Researchers and clinicians alike have placed stock in procalcitonin (PCT) testing for differentiating between infectious and noninfectious disease and for stratifying morbidity and mortality risk. However, more evidence about the limitations of this biomarker has become available, prompting three researchers to discuss in a review PCT’s role in the work-up of sepsis and other infectious diseases-related conditions. The authors also make a case for why this biomarker isn’t quite ready for widespread use in healthcare settings.

PCT is an expensive test, which can burden clinical laboratories’ budgets if requests spin out of control. “Our experience has taught us that its determination is often requested inappropriately, without an adequate consideration of the existing scientific evidence,” Elena Aloisio, MD, the article’s first author, told CLN Stat. Aloisio, along with co-authors Alberto Dolci, PhD and Mauro Panteghini, MD, sought to inform clinicians and clinical laboratory professionals on how to use PCT testing in an evidence-based and cost-effective manner by considering its real advantages and limitations.
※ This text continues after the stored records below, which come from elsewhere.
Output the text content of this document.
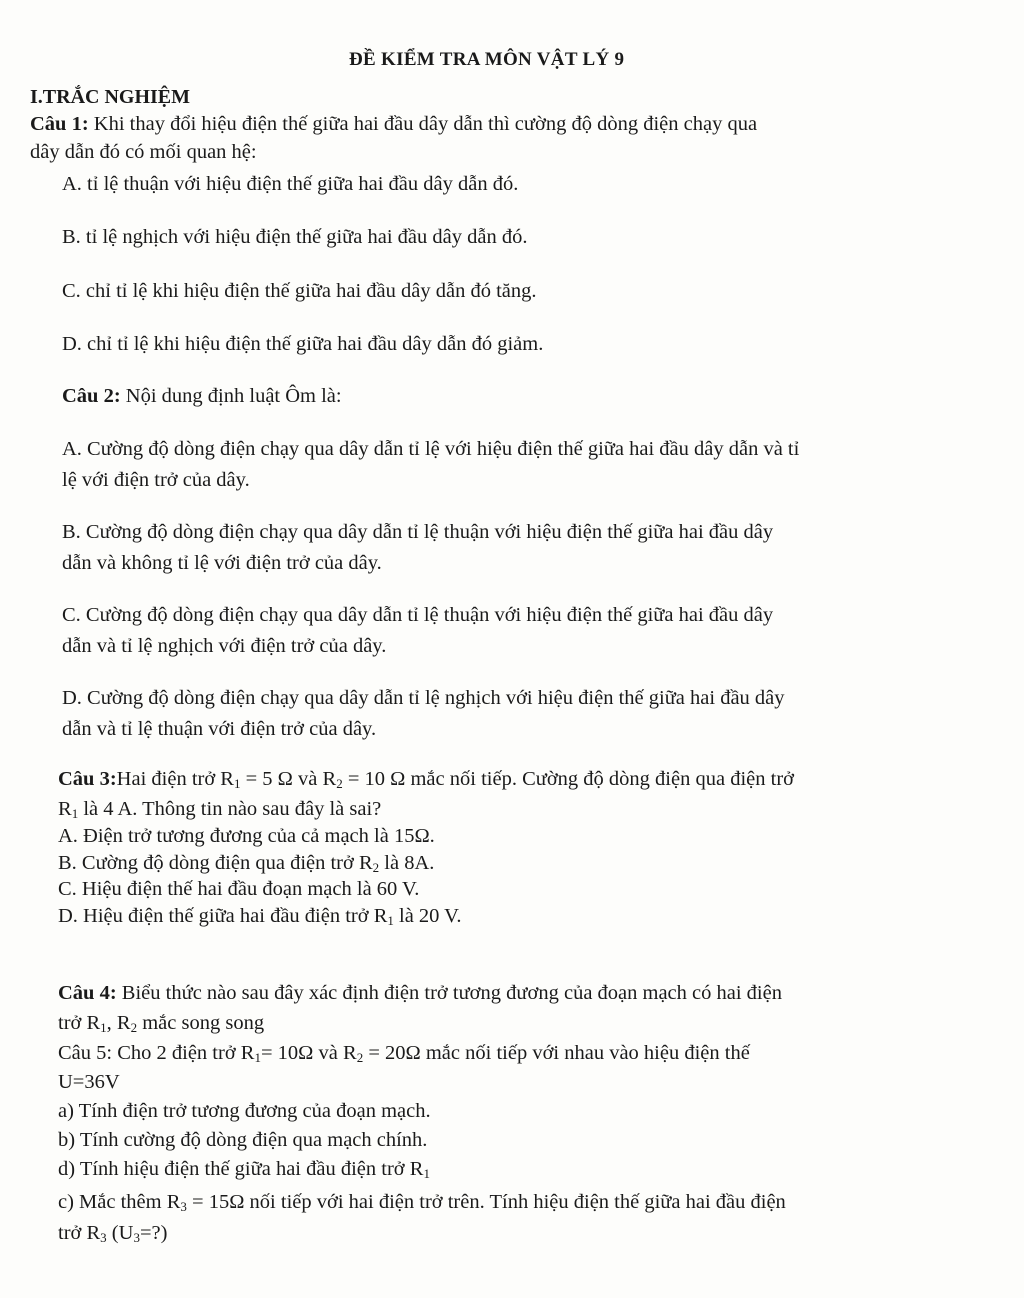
ĐỀ KIỂM TRA MÔN VẬT LÝ 9
I.TRẮC NGHIỆM
Câu 1: Khi thay đổi hiệu điện thế giữa hai đầu dây dẫn thì cường độ dòng điện chạy qua
dây dẫn đó có mối quan hệ:
A. tỉ lệ thuận với hiệu điện thế giữa hai đầu dây dẫn đó.
B. tỉ lệ nghịch với hiệu điện thế giữa hai đầu dây dẫn đó.
C. chỉ tỉ lệ khi hiệu điện thế giữa hai đầu dây dẫn đó tăng.
D. chỉ tỉ lệ khi hiệu điện thế giữa hai đầu dây dẫn đó giảm.
Câu 2: Nội dung định luật Ôm là:
A. Cường độ dòng điện chạy qua dây dẫn tỉ lệ với hiệu điện thế giữa hai đầu dây dẫn và tỉ
lệ với điện trở của dây.
B. Cường độ dòng điện chạy qua dây dẫn tỉ lệ thuận với hiệu điện thế giữa hai đầu dây
dẫn và không tỉ lệ với điện trở của dây.
C. Cường độ dòng điện chạy qua dây dẫn tỉ lệ thuận với hiệu điện thế giữa hai đầu dây
dẫn và tỉ lệ nghịch với điện trở của dây.
D. Cường độ dòng điện chạy qua dây dẫn tỉ lệ nghịch với hiệu điện thế giữa hai đầu dây
dẫn và tỉ lệ thuận với điện trở của dây.
Câu 3:Hai điện trở $R_1 = 5$ Ω và $R_2 = 10$ Ω mắc nối tiếp. Cường độ dòng điện qua điện trở
$R_1$ là 4 A. Thông tin nào sau đây là sai?
A. Điện trở tương đương của cả mạch là 15Ω.
B. Cường độ dòng điện qua điện trở $R_2$ là 8A.
C. Hiệu điện thế hai đầu đoạn mạch là 60 V.
D. Hiệu điện thế giữa hai đầu điện trở $R_1$ là 20 V.
Câu 4: Biểu thức nào sau đây xác định điện trở tương đương của đoạn mạch có hai điện
trở $R_1$, $R_2$ mắc song song
Câu 5: Cho 2 điện trở $R_1= 10\Omega$ và $R_2 = 20\Omega$ mắc nối tiếp với nhau vào hiệu điện thế
U=36V
a) Tính điện trở tương đương của đoạn mạch.
b) Tính cường độ dòng điện qua mạch chính.
d) Tính hiệu điện thế giữa hai đầu điện trở $R_1$
c) Mắc thêm $R_3 = 15\Omega$ nối tiếp với hai điện trở trên. Tính hiệu điện thế giữa hai đầu điện
trở $R_3$ $(U_3=?)$
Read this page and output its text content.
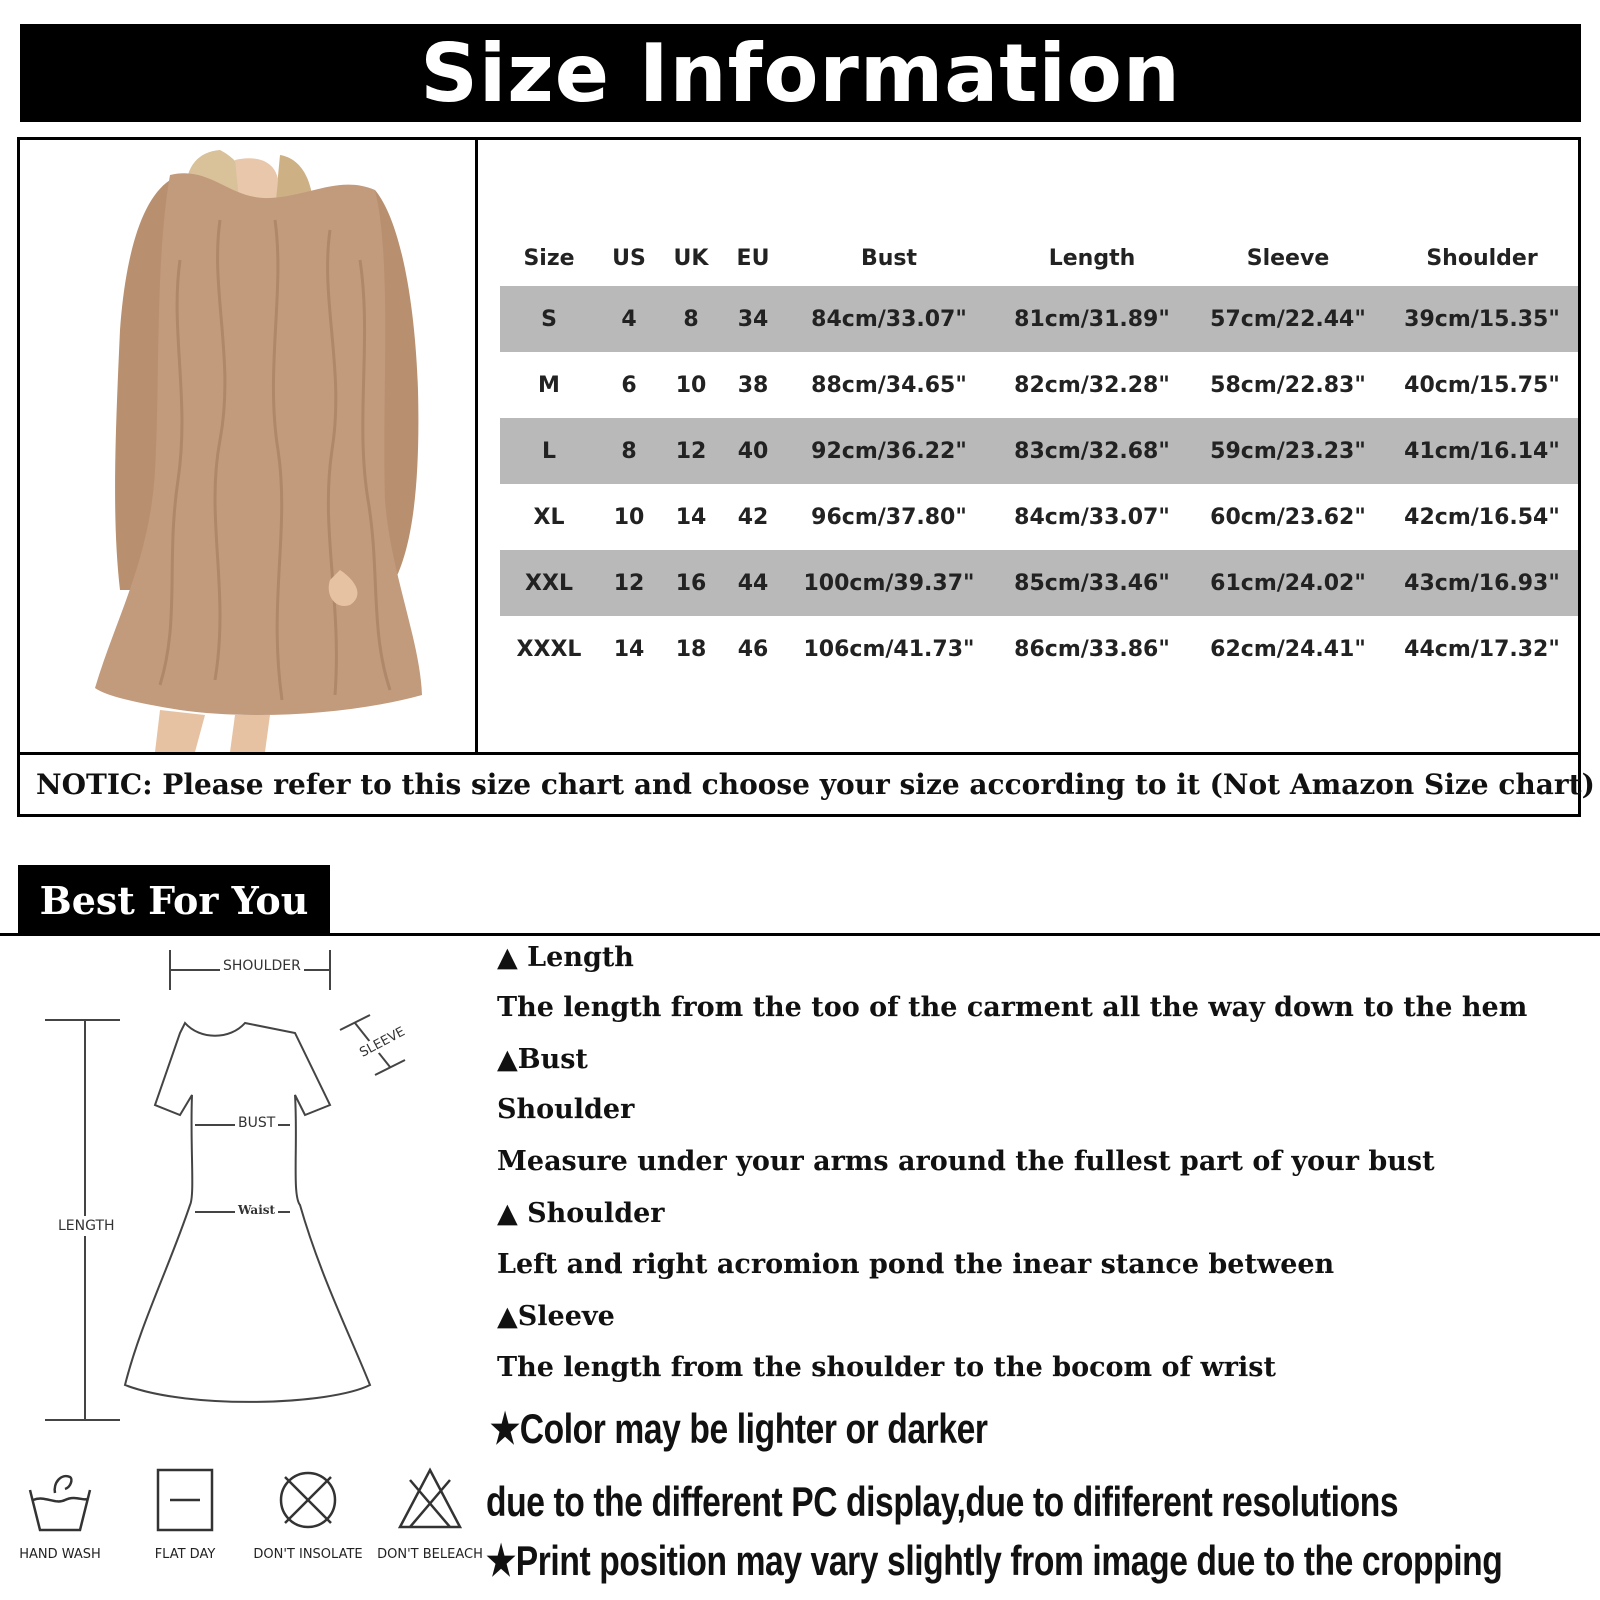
Size Information
Size	US	UK	EU	Bust	Length	Sleeve	Shoulder
S	4	8	34	84cm/33.07"	81cm/31.89"	57cm/22.44"	39cm/15.35"
M	6	10	38	88cm/34.65"	82cm/32.28"	58cm/22.83"	40cm/15.75"
L	8	12	40	92cm/36.22"	83cm/32.68"	59cm/23.23"	41cm/16.14"
XL	10	14	42	96cm/37.80"	84cm/33.07"	60cm/23.62"	42cm/16.54"
XXL	12	16	44	100cm/39.37"	85cm/33.46"	61cm/24.02"	43cm/16.93"
XXXL	14	18	46	106cm/41.73"	86cm/33.86"	62cm/24.41"	44cm/17.32"
NOTIC: Please refer to this size chart and choose your size according to it (Not Amazon Size chart)
Best For You
SHOULDER
SLEEVE
BUST
Waist
LENGTH
HAND WASH	FLAT DAY	DON'T INSOLATE	DON'T BELEACH
▲ Length
The length from the too of the carment all the way down to the hem
▲Bust
Shoulder
Measure under your arms around the fullest part of your bust
▲ Shoulder
Left and right acromion pond the inear stance between
▲Sleeve
The length from the shoulder to the bocom of wrist
★Color may be lighter or darker
due to the different PC display,due to dififerent resolutions
★Print position may vary slightly from image due to the cropping
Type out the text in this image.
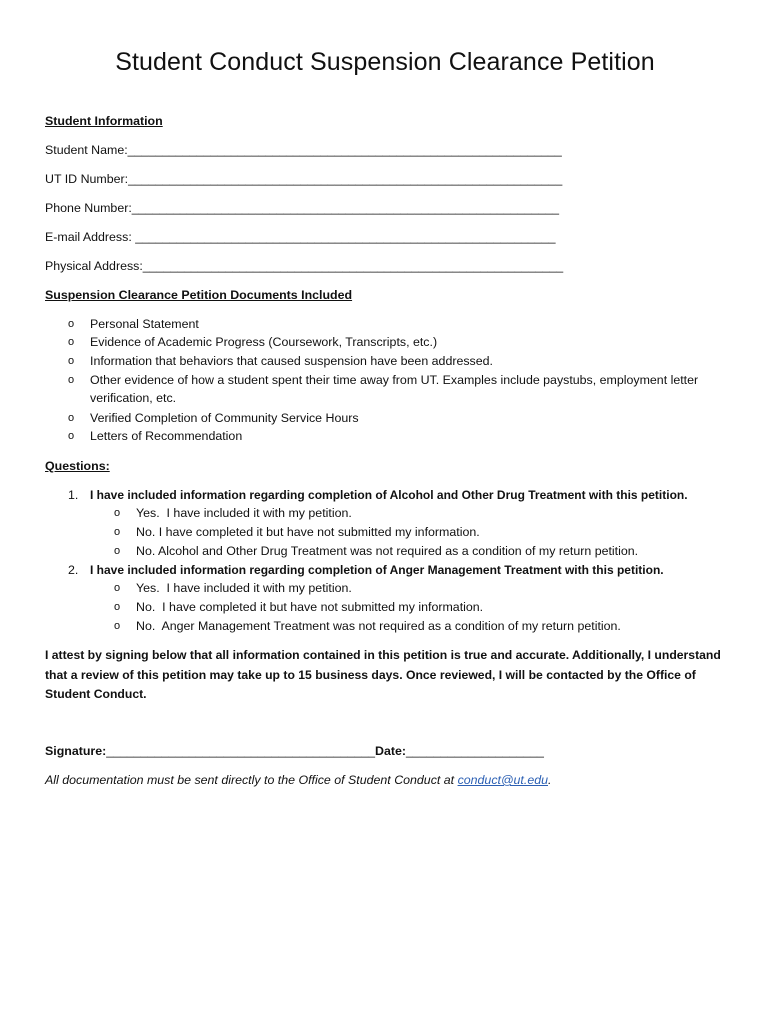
Student Conduct Suspension Clearance Petition
Student Information
Student Name:_______________________________________________________________
UT ID Number:_______________________________________________________________
Phone Number:______________________________________________________________
E-mail Address: _____________________________________________________________
Physical Address:_____________________________________________________________
Suspension Clearance Petition Documents Included
o Personal Statement
o Evidence of Academic Progress (Coursework, Transcripts, etc.)
o Information that behaviors that caused suspension have been addressed.
o Other evidence of how a student spent their time away from UT. Examples include paystubs, employment letter
verification, etc.
o Verified Completion of Community Service Hours
o Letters of Recommendation
Questions:
1. I have included information regarding completion of Alcohol and Other Drug Treatment with this petition.
o Yes.  I have included it with my petition.
o No. I have completed it but have not submitted my information.
o No. Alcohol and Other Drug Treatment was not required as a condition of my return petition.
2. I have included information regarding completion of Anger Management Treatment with this petition.
o Yes.  I have included it with my petition.
o No.  I have completed it but have not submitted my information.
o No.  Anger Management Treatment was not required as a condition of my return petition.
I attest by signing below that all information contained in this petition is true and accurate. Additionally, I understand that a review of this petition may take up to 15 business days. Once reviewed, I will be contacted by the Office of Student Conduct.
Signature:_______________________________________Date:____________________
All documentation must be sent directly to the Office of Student Conduct at conduct@ut.edu.
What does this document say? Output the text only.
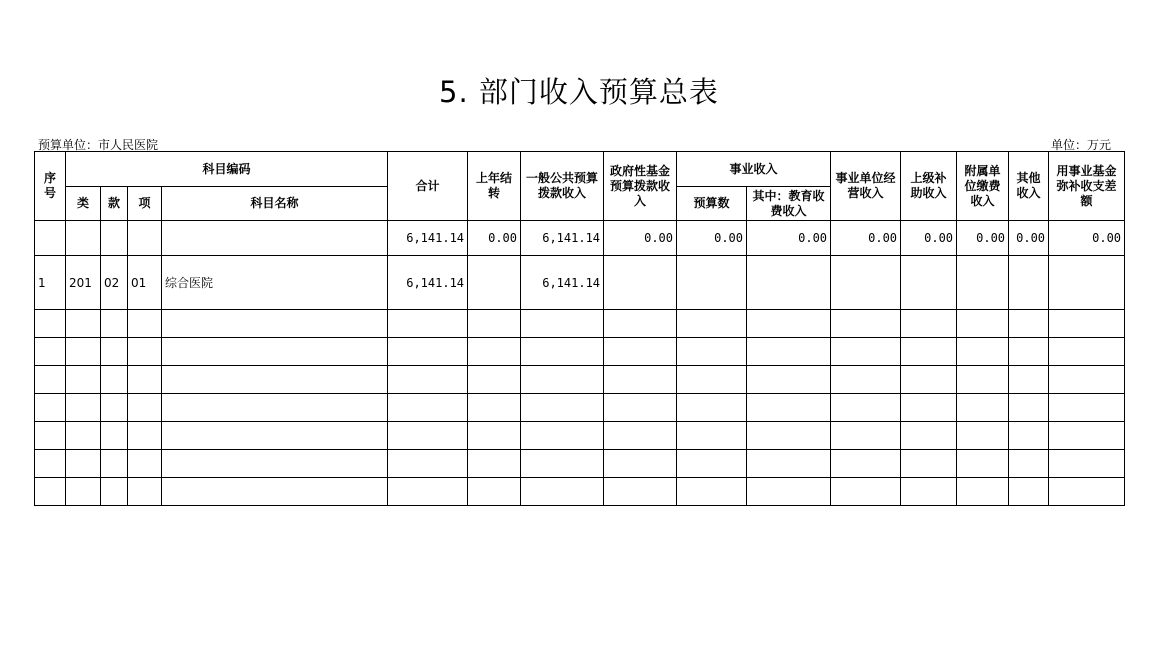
5. 部门收入预算总表
预算单位：市人民医院	单位：万元
序号	科目编码				合计	上年结转	一般公共预算拨款收入	政府性基金预算拨款收入	事业收入		事业单位经营收入	上级补助收入	附属单位缴费收入	其他收入	用事业基金弥补收支差额

	类	款	项	科目名称					预算数	其中：教育收费收入					

					6,141.14	0.00	6,141.14	0.00	0.00	0.00	0.00	0.00	0.00	0.00	0.00
1	201	02	01	综合医院	6,141.14		6,141.14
A helpful marker in certain clinical situations, PCT has its criticalities, Aloisio said. “Although some users believe in the diagnostic ability of PCT to detect sepsis, this is not definitively confirmed by the scientific literature.” For example, using PCT to optimize antibiotic therapies in critically ill patients can be cost-effective—but only if there’s high adherence to proposed algorithms for antibiotic stewardship, she stressed. Evidence also exists that PCT may be useful in pediatrics, especially in children with suspected meningitis, “even if some confounding factors, such as the physiologically higher concentrations in newborns with less than 72 hours of life, should be correctly managed,” Aloisio offered.

Not enough clinical evidence supports open PCT use in the healthcare system at this time, according to Aloisio and her colleagues. In their analysis, the authors rated PCT as a poor diagnostic and prognostic marker for sepsis, citing insufficient evidence for supporting the utility of PCT as a single measurement. “As expected from its metabolic regulation, the analyte has a relatively high interindividual variability, with a low index of individuality, which implicates that the use of population-based reference intervals or decision limits to interpret single PCT results may be inadequate,” the authors summarized. In addition to the test’s high price tag, compliance with PCT-driven protocols isn’t very good. PCT’s optimal use appears to be in intensive care settings as a guide for determining antibiotic therapies.

For clinical labs, education is a key factor in working with clinicians to ensure correct and appropriate use of PCT tests, Aloisio advised. “Clinicians who frequently request laboratory tests outside of their field of expertise lack the knowledge base to order the appropriate test and to correctly interpret its results,” she said. “Conversely, clinical laboratory professionals, combining clinical knowledge with experience in the performance of laboratory assays, have the unique expertise to advise their clinical colleagues about the appropriate test selection and interpretation of laboratory results.”

Preliminary discussions with laboratory professionals about PCT best practices could help preserve the cost-benefit by avoiding unnecessary testing, Aloisio said. In the paper, she and her colleagues recommended that labs limit unrestricted PCT testing to intensive care units as a decisionmaking tool in antibiotic regimens. “For all other clinical wards, the laboratory should guide PCT requests and give them support towards the most appropriate approach to testing,” Aloisio and her colleagues wrote.